The 28th International Book Festival Budapest – taking place between 28 September and 1 October– hosts the Netherlands as Guest of Honour this year. The cultural bonds between the Netherlands and Hungary date back from the 16th century, with many of the first books available in Hungary coming from Dutch printing houses. The current literary cooperation is just as strong. The number of Dutch titles (both fiction and non-fiction) translated into Hungarian is outstanding by regional comparison, and the volume of Hungarian works published in the Netherlands is also impressive – hence the slogan of the Dutch programme series in Budapest: On the Sea of Books.
The Festival is to host internationally renowned authors from the Dutch literary scene: Maarten Aalders, Milo van Bokkum, Annemarie Bon, Jan Brokken, Martin Michael Driessen, Arnon Grunberg, Caroline de Gruyter, Roxane van Iperen, Emy Koopman, Jamal Ouariachi, Ilja Leonard Pfeijffer, Annet Schaap, Abram de Swaan, and Manon Uphoff.
An eye-catching Dutch guest-of-honour stand will await festival visitors, designed by DE_FORM studio, with numerous books on display (Dutch titles in Hungarian, and Hungarian ones in Dutch), which can be purchased at the publishers` nearby stands. The stand is built from recyclable materials to demonstrate the Dutch commitment to sustainability.
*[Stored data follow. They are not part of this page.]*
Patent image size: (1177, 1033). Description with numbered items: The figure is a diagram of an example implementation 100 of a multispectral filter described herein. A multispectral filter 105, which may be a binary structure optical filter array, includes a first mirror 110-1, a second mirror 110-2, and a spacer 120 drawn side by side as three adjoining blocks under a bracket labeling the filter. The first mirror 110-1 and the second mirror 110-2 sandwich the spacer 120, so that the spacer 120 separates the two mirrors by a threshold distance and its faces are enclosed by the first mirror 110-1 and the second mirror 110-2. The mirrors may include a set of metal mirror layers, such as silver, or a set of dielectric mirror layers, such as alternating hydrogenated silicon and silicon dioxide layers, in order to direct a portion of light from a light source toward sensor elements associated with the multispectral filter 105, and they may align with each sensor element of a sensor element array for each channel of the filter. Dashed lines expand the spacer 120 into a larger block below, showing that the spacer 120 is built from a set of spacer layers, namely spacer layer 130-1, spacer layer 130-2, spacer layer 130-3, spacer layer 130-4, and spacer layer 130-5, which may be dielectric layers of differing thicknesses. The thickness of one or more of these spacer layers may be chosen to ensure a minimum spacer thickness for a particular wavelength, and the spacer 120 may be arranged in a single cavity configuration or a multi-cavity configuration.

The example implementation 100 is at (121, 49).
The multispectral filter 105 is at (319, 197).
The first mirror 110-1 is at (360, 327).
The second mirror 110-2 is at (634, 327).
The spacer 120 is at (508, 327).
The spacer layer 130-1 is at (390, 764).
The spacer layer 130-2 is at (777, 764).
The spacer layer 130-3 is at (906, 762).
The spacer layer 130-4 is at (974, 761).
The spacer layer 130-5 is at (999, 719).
The Dutch stand and an adjacent room on the festival site (Szabó Magda Room), but also at Európa Pont (Lövőház u. 35.) will host book presentations and talks with the Dutch authors, involving Hungarian experts, lecturers of the Dutch Studies of Eötvös Loránd University (ELTE) and Károli Gáspár Protestant University, alongside the Association of Hungarian Literary Translators (MEGY), moderators and translators. Next to these, there will be thematic panel discussions centred around translations, children`s and youth literature, book illustrations, but also around topics beyond literature: Dutch visual art of the 17th century, the grand-scale humanitarian campaign known as the children`s trains that took more than 30.000 Hungarian minors to the Netherlands to recover from the traumas of WW1, Europe/EU history and current challenges, and many more. Furthermore, the Dutch Literary Fund (Letterenfonds) will introduce their work of promoting Hungarian literature for the Dutch readers.
At other venues (Bartók Béla Rd., District 11), two extra programmes will focus on children`s literature and illustrations: Pagony bookshop (the publishing house of the same name is in the lead of providing Dutch titles in Hungarian) on 30 September, and Café Kelet, during its annual programme of Dutch-language Book Day, on 1 October.
By the time the Festival begins, the prominent literary magazine Műút`s special Dutch edition will have been published. It will offer fresh translations of prose and poetry, reviews and Dutch visual artworks.